To make our lives exceedingly easy, lets make the bin width 1 and use 100 bins, so we have bins for each percent from 0% positive review score to 100% positive review score.
Using the data gathered earlier, we obtain a list of % positive review scores for all the 8825 games in our dataset in a variable percs
.
With this, we can then find the counts falling into each of our bins with Numpy’s np.histogram()
method:
bin_edges = np.arange(0, 101)
counts, _ = np.histogram(100*percs, bins=bin_edges)
Using the method described above, we can now define a function which takes in these counts and converts them to PDF:
def counts_to_pdf(N, bin_edges):
delta = (bin_edges[2] - bin_edges[1])
pdf = (N/sum(N) ) / delta
centered_bins = bin_edges[:-1] + (delta/2)
return pdf, centered_bins
Now we can finally plot the PDF with matplotlib:
From the PDF we can immediately see that reviews are heavily slanted toward being positive – most games have a positive review ratio above 80%. I have also indicated the expected value of the PDF, which semantically is what we would expect the % positive review score of a game to be if we chose the game at random. Concretely, it is:
\[\mathbb{E}_X[f_X(x)] = 80.15\%\]We can also equivalently plot the CDF using the np.cumsum()
function:
This is a very clean-looking CDF, and it shows that 50% of games have a review greater than 84% and 26% of games have a % positive review score greater than 90%. From these distributions we can now state some heuristics that well-versed Steam game buyers have learnt from experience:
Heuristics:
So, when seeing a 85% positive review score for a game, remember to keep it in context and recall that 85% is about the average rating for a game.
The previous analysis might be seen as unfair, as a high rating for a super niche game with only a few thousand sales is weighted the same (in constructing the PDF) as a game with millions of sales.
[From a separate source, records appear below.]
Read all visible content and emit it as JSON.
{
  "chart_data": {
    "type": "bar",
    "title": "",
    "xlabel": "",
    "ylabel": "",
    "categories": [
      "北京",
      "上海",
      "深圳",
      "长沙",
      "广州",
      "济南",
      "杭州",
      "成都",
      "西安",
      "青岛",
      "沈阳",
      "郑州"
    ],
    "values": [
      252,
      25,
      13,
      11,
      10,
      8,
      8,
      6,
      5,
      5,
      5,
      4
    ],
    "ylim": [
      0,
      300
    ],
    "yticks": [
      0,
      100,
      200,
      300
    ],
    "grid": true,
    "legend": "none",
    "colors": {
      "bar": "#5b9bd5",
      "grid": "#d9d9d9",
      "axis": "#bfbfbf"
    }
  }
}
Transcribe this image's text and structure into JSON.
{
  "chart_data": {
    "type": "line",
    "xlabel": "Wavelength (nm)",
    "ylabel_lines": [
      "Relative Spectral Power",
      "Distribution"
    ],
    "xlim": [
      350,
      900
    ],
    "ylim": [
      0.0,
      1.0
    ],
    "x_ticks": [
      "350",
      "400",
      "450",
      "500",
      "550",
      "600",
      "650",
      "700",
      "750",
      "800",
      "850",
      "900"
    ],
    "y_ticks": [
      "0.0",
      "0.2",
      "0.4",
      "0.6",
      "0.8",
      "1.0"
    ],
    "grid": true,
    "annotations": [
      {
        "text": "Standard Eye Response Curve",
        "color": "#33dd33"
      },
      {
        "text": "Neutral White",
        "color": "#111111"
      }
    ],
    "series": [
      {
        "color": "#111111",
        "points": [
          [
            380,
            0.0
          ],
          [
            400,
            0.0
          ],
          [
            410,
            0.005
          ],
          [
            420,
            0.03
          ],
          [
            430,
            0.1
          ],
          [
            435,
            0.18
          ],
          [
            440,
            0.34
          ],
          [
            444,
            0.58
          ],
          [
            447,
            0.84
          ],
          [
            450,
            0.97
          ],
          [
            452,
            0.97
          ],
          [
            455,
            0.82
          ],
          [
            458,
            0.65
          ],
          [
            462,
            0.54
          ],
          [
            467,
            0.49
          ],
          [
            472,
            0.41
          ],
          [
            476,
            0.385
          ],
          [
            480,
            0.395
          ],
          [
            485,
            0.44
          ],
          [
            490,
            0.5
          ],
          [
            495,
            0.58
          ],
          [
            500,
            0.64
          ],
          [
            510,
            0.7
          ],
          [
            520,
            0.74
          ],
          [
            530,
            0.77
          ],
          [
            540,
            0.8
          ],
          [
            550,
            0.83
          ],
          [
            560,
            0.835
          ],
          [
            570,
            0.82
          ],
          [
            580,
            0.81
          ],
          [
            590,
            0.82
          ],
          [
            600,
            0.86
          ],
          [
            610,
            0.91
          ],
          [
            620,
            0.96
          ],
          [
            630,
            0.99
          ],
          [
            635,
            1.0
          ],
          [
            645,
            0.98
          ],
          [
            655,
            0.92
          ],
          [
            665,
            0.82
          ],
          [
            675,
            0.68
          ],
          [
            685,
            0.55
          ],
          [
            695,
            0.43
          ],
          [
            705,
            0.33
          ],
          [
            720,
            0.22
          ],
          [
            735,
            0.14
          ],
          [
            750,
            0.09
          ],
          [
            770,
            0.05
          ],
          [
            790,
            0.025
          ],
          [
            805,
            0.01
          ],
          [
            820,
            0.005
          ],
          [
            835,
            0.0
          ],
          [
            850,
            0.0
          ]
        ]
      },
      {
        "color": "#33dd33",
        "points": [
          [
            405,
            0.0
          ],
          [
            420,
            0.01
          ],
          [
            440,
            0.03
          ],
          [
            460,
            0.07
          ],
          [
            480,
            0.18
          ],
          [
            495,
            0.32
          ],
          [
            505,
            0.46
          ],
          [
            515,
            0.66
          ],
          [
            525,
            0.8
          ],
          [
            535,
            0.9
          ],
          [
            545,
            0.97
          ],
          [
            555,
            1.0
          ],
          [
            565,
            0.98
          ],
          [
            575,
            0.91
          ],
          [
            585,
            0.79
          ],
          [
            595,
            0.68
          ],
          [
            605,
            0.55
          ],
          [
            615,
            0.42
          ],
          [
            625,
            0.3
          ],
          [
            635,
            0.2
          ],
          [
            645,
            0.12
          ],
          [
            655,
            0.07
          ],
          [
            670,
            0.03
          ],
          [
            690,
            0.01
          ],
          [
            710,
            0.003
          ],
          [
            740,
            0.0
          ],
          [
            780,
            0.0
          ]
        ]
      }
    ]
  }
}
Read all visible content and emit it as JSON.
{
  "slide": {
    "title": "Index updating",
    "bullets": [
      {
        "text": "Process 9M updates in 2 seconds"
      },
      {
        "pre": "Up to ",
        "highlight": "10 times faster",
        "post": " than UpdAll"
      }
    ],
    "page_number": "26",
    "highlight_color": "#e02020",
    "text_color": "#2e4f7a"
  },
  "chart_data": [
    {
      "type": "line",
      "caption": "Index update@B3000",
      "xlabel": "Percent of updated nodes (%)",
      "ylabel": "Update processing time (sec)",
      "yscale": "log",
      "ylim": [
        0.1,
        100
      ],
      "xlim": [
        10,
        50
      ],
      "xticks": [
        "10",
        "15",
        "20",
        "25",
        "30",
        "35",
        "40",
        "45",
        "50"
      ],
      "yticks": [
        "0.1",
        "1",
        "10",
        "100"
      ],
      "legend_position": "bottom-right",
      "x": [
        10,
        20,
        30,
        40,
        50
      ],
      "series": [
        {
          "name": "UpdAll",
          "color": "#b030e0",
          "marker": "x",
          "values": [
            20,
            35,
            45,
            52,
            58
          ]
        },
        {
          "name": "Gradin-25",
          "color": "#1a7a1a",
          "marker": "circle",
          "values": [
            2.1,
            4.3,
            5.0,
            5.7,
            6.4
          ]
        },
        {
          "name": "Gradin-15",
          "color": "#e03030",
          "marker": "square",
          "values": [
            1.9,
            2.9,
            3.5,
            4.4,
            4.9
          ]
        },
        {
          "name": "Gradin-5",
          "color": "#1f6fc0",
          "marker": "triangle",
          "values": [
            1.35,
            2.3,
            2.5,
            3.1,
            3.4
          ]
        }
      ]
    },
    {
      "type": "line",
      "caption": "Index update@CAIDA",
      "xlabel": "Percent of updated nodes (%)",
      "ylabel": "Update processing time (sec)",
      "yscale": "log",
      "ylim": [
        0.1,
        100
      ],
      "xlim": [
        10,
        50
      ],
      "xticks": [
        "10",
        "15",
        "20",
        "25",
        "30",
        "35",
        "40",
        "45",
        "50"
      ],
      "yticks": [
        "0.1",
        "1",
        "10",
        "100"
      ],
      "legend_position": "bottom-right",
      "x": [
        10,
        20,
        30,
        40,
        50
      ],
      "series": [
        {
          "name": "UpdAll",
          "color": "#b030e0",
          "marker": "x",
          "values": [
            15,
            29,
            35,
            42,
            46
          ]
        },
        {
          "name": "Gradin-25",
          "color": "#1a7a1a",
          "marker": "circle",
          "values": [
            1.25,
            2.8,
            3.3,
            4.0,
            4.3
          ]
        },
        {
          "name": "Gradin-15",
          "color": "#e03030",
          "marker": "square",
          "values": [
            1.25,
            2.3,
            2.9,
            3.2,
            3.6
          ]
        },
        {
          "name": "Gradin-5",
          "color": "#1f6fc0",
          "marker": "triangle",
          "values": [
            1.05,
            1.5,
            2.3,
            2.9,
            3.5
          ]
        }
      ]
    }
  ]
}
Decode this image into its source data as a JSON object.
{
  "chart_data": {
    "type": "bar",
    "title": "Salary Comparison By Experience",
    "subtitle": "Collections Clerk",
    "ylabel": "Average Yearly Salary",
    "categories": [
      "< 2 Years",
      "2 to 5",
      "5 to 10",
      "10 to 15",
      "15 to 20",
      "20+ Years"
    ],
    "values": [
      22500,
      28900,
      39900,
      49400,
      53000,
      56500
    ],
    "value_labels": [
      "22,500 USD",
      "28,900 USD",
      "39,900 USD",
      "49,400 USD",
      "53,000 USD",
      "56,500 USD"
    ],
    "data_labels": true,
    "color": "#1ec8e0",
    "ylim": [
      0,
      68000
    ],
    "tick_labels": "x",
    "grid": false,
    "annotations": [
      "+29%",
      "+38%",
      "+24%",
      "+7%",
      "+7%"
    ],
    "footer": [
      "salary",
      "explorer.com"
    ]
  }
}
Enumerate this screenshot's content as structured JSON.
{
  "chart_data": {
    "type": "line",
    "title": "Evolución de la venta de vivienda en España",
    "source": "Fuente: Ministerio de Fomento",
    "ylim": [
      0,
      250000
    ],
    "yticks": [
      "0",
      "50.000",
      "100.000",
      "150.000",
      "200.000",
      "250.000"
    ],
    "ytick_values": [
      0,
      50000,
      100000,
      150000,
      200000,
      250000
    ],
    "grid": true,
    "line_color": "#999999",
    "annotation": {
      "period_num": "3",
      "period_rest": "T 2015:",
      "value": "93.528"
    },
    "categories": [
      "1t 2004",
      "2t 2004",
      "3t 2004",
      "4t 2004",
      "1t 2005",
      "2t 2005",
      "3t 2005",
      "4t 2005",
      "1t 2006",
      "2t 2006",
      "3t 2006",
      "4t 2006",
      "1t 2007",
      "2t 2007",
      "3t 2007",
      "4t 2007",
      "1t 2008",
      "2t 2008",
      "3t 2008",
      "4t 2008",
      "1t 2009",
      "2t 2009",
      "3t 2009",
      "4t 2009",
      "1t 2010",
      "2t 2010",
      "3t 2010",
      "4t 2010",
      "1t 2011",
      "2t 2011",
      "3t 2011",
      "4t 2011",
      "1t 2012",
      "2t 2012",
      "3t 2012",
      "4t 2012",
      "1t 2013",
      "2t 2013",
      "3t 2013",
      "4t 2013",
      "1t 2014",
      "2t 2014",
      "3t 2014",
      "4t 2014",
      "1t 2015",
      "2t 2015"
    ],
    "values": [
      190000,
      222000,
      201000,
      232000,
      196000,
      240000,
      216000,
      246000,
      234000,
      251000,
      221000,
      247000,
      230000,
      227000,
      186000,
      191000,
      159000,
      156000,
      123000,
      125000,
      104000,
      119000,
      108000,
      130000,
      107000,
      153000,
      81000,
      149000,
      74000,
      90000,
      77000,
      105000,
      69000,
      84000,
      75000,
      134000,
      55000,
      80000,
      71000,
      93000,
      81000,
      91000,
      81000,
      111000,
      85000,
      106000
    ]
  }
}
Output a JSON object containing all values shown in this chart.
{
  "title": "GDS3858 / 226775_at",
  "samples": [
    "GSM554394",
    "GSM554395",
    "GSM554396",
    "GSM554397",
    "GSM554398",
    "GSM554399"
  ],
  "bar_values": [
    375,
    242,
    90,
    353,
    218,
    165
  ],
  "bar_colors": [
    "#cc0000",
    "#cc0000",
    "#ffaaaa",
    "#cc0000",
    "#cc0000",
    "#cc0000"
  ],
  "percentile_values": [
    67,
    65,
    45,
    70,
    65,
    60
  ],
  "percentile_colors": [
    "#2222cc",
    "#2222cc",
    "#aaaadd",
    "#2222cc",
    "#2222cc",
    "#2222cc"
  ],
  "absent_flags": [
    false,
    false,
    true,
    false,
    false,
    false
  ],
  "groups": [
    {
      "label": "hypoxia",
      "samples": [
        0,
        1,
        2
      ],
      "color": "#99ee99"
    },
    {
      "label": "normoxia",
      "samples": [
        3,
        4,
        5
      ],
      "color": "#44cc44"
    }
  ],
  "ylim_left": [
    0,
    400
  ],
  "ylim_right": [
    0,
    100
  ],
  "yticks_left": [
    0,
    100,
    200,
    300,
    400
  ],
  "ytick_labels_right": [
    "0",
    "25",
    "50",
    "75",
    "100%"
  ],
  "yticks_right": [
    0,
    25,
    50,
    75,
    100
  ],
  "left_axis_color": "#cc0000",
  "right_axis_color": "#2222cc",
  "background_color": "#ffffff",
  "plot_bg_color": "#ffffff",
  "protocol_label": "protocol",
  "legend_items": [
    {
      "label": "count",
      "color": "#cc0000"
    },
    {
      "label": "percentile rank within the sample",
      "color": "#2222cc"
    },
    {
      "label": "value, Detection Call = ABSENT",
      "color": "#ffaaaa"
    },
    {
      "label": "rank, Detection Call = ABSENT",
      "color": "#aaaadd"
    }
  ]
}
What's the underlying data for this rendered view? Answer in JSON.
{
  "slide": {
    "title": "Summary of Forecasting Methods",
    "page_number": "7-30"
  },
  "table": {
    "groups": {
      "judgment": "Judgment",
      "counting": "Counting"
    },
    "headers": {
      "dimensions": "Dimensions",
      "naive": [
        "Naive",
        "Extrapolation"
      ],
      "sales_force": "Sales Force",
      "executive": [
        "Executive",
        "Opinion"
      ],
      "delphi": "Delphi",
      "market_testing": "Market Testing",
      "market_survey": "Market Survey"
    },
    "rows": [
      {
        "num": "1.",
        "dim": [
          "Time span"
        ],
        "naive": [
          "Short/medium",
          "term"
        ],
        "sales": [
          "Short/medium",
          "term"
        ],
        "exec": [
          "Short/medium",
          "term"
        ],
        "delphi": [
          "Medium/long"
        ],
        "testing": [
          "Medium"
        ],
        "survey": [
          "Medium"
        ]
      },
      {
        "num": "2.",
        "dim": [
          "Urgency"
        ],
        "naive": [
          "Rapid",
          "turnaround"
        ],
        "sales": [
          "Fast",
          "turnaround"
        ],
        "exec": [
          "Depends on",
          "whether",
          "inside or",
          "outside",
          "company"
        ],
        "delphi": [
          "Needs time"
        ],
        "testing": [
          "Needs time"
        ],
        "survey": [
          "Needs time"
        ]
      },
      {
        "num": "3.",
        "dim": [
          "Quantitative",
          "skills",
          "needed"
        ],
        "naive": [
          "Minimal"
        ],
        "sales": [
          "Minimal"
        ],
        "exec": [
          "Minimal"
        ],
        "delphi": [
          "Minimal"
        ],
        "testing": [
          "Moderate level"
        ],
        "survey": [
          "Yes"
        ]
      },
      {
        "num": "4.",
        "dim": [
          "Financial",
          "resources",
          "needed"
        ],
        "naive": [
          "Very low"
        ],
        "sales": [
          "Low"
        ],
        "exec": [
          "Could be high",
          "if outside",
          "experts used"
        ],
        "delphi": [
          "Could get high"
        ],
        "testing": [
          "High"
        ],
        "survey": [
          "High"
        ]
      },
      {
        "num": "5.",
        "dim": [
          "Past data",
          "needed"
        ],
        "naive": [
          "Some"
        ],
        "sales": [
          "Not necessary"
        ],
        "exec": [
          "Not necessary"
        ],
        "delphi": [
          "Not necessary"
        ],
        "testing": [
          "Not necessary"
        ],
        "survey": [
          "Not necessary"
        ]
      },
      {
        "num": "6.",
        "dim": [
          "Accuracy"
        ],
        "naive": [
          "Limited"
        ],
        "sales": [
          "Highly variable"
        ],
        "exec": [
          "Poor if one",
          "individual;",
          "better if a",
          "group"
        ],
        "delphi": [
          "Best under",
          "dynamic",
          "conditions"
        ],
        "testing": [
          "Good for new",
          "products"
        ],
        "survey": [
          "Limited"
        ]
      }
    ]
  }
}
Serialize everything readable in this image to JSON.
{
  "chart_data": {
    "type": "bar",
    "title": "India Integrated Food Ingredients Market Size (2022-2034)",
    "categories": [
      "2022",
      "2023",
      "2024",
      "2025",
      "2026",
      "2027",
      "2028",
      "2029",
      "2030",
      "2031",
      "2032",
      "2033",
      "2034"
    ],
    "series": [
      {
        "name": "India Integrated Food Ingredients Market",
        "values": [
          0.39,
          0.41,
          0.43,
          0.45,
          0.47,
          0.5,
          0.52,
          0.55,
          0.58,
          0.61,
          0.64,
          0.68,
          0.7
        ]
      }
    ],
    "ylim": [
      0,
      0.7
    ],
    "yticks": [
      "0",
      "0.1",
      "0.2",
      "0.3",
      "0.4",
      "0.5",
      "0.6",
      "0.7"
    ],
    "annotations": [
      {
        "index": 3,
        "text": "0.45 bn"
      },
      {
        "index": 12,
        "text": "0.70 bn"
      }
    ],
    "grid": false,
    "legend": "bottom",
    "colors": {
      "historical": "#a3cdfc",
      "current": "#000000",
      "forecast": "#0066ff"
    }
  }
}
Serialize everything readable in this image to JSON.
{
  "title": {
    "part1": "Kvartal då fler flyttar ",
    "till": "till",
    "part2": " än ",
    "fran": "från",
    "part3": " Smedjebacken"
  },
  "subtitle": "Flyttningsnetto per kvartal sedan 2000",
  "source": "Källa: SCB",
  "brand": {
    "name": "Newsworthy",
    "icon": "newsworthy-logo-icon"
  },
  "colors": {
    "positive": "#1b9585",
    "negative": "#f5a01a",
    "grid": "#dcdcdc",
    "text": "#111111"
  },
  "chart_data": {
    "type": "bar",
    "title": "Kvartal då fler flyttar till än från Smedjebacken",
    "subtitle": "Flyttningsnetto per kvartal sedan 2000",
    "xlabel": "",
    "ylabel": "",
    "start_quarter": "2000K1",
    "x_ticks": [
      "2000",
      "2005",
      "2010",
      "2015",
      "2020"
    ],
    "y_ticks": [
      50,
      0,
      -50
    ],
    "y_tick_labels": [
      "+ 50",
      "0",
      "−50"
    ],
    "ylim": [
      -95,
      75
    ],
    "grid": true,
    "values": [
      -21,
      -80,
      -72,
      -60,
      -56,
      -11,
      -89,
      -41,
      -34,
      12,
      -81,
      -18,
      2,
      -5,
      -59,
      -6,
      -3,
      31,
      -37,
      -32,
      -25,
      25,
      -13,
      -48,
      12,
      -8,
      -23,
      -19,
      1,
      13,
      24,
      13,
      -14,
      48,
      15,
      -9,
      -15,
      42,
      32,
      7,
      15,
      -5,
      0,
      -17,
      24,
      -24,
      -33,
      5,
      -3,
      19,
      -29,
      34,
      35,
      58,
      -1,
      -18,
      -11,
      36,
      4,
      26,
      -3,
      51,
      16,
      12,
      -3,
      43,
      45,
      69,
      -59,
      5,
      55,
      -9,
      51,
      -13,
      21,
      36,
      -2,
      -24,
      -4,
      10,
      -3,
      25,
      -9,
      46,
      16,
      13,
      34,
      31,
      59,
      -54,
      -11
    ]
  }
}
So, to account for this lets weight the counts described earlier according to the total reviews for each game with the weights
argument of np.histogram
.
However, doing this results in the handful of massive games dominating the review scores, but chances are most games you play aren’t all the triple-A massive games.
Rather, it is just that most people play them.
So to be fair to smaller games, lets scale the counts by the square root of the total reviews for each game, which counts more popular games with a greater weighting, but not linearly so as to not make smaller games irrelevant in the final result.
Doing this yields a new PDF and CDF:
In this case, it seems that the expected review is even higher, with 50% of games being over 86% positive. For a game to be in the top fifth of games (in terms of positive review scores), it needs to have a % positive review score over 93%!
There is a ton of valuable data in these histograms, and there is much to delve into. I will look into them in more detail in Part 2 of my analysis of Steam results, which will focus on a bit more theoretical properties of Steam reviews over time. In particular, we will look at the ratio of positive reviews over time as a random process and look at various metrics associated with it, such as questions around stationarity, autocorrelation, and more :).